Can Maxwell's Fish Eye Lens Really Give Perfect Imaging? Part II. The case with drains

TL;DR

This study uses numerical simulations to investigate Maxwell's fish eye lens with passive drains, revealing that the lens does not produce perfect imaging and that observed subwavelength spots are due to local field enhancement, not perfect focusing.

Contribution

The paper demonstrates through simulations that passive drains do not enable perfect imaging in Maxwell's fish eye lens, challenging previous assumptions about its resolution capabilities.

Findings

Passive drains do not produce perfect images in Maxwell's fish eye lens.

Subwavelength spots are caused by local field enhancement, not the lens's focusing ability.
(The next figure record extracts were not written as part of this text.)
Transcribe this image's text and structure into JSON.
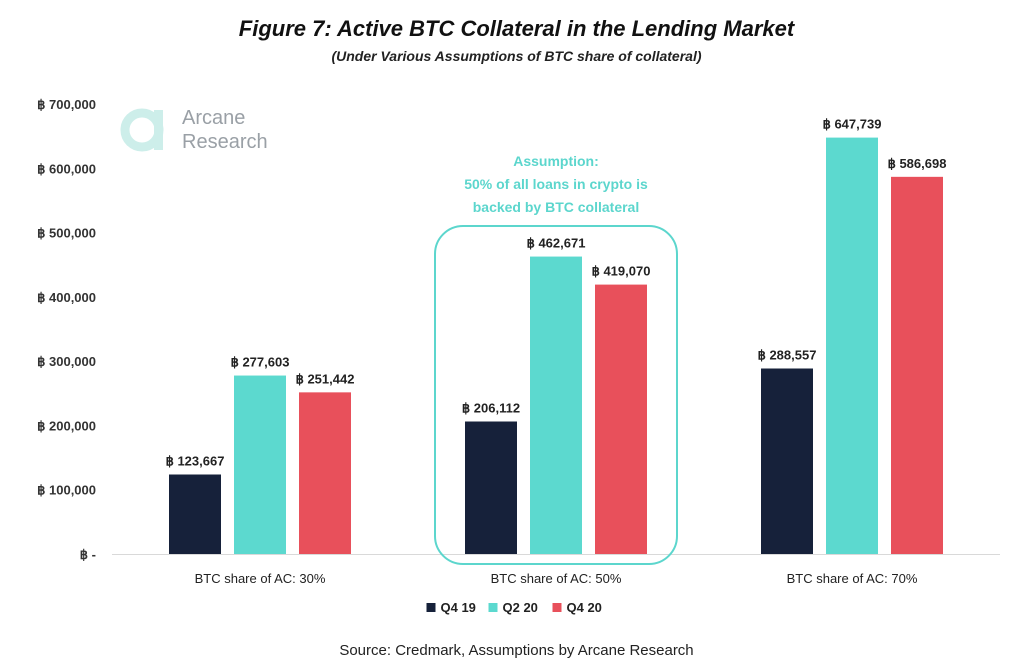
{
  "header": {
    "title": "Figure 7: Active BTC Collateral in the Lending Market",
    "subtitle": "(Under Various Assumptions of BTC share of collateral)"
  },
  "logo": {
    "line1": "Arcane",
    "line2": "Research",
    "color": "#cdeeea"
  },
  "source": "Source: Credmark, Assumptions by Arcane Research",
  "chart_data": {
    "type": "bar",
    "categories": [
      "BTC share of AC: 30%",
      "BTC share of AC: 50%",
      "BTC share of AC: 70%"
    ],
    "series": [
      {
        "name": "Q4 19",
        "color": "#16213a",
        "values": [
          123667,
          206112,
          288557
        ],
        "labels": [
          "฿ 123,667",
          "฿ 206,112",
          "฿ 288,557"
        ]
      },
      {
        "name": "Q2 20",
        "color": "#5cd9cf",
        "values": [
          277603,
          462671,
          647739
        ],
        "labels": [
          "฿ 277,603",
          "฿ 462,671",
          "฿ 647,739"
        ]
      },
      {
        "name": "Q4 20",
        "color": "#e8505b",
        "values": [
          251442,
          419070,
          586698
        ],
        "labels": [
          "฿ 251,442",
          "฿ 419,070",
          "฿ 586,698"
        ]
      }
    ],
    "ylim": [
      0,
      700000
    ],
    "yticks": [
      0,
      100000,
      200000,
      300000,
      400000,
      500000,
      600000,
      700000
    ],
    "ytick_labels": [
      "฿ -",
      "฿ 100,000",
      "฿ 200,000",
      "฿ 300,000",
      "฿ 400,000",
      "฿ 500,000",
      "฿ 600,000",
      "฿ 700,000"
    ],
    "grid": false,
    "legend_position": "bottom",
    "annotation": {
      "lines": [
        "Assumption:",
        "50% of all loans in crypto is",
        "backed by BTC collateral"
      ],
      "color": "#5cd6cd",
      "highlight_category": 1
    }
  }
}
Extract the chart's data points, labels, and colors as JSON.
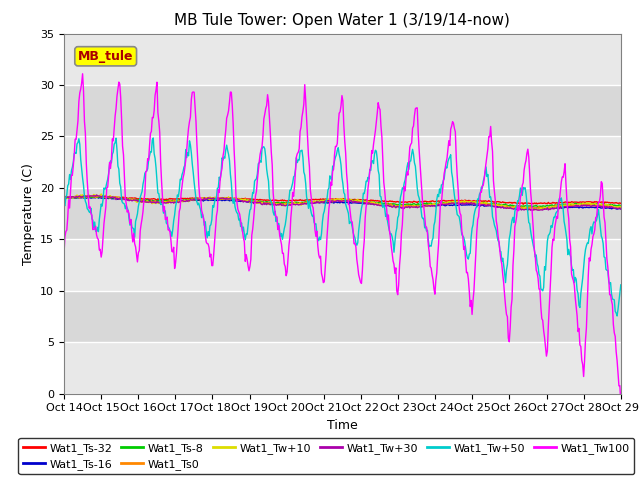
{
  "title": "MB Tule Tower: Open Water 1 (3/19/14-now)",
  "xlabel": "Time",
  "ylabel": "Temperature (C)",
  "ylim": [
    0,
    35
  ],
  "yticks": [
    0,
    5,
    10,
    15,
    20,
    25,
    30,
    35
  ],
  "xtick_labels": [
    "Oct 14",
    "Oct 15",
    "Oct 16",
    "Oct 17",
    "Oct 18",
    "Oct 19",
    "Oct 20",
    "Oct 21",
    "Oct 22",
    "Oct 23",
    "Oct 24",
    "Oct 25",
    "Oct 26",
    "Oct 27",
    "Oct 28",
    "Oct 29"
  ],
  "legend_box_label": "MB_tule",
  "legend_box_facecolor": "#ffff00",
  "legend_box_edgecolor": "#888888",
  "legend_box_text_color": "#aa0000",
  "series": [
    {
      "label": "Wat1_Ts-32",
      "color": "#ff0000"
    },
    {
      "label": "Wat1_Ts-16",
      "color": "#0000cc"
    },
    {
      "label": "Wat1_Ts-8",
      "color": "#00cc00"
    },
    {
      "label": "Wat1_Ts0",
      "color": "#ff8800"
    },
    {
      "label": "Wat1_Tw+10",
      "color": "#dddd00"
    },
    {
      "label": "Wat1_Tw+30",
      "color": "#aa00aa"
    },
    {
      "label": "Wat1_Tw+50",
      "color": "#00cccc"
    },
    {
      "label": "Wat1_Tw100",
      "color": "#ff00ff"
    }
  ],
  "plot_bg_color": "#e8e8e8",
  "fig_bg_color": "#ffffff",
  "stripe_colors": [
    "#e8e8e8",
    "#d8d8d8"
  ]
}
The resolution remains finite even with passive drains present.

Abstract

We use both FEM (finite element method) and FDTD (finite difference time domain method) to simulate the field distribution in Maxwell's fish eye lens with one or more passive drains around the image point. We use the same Maxwell's fish eye lens structure as the one used in recent microwave experiment [arXiv:1007.2530]: Maxwell's fish eye lens bounded by PEC (perfect electric conductor) is inserted between two parallel PEC plates (as a waveguide structure). Our simulation results indicate that if one uses an active coaxial cable as the object and set an array of passive drains around the image region, what one obtains is not an image of the object but only multiple spots resembling the array of passive drains. The resolution of Maxwell's fish eye is finite even with such passive drains at the image locations. We also found that the subwavelength spot around the passive drain is due to the local field enhancement of the metal tip of the drain rather than the fish eye medium or the ability of the drain in extracting waves.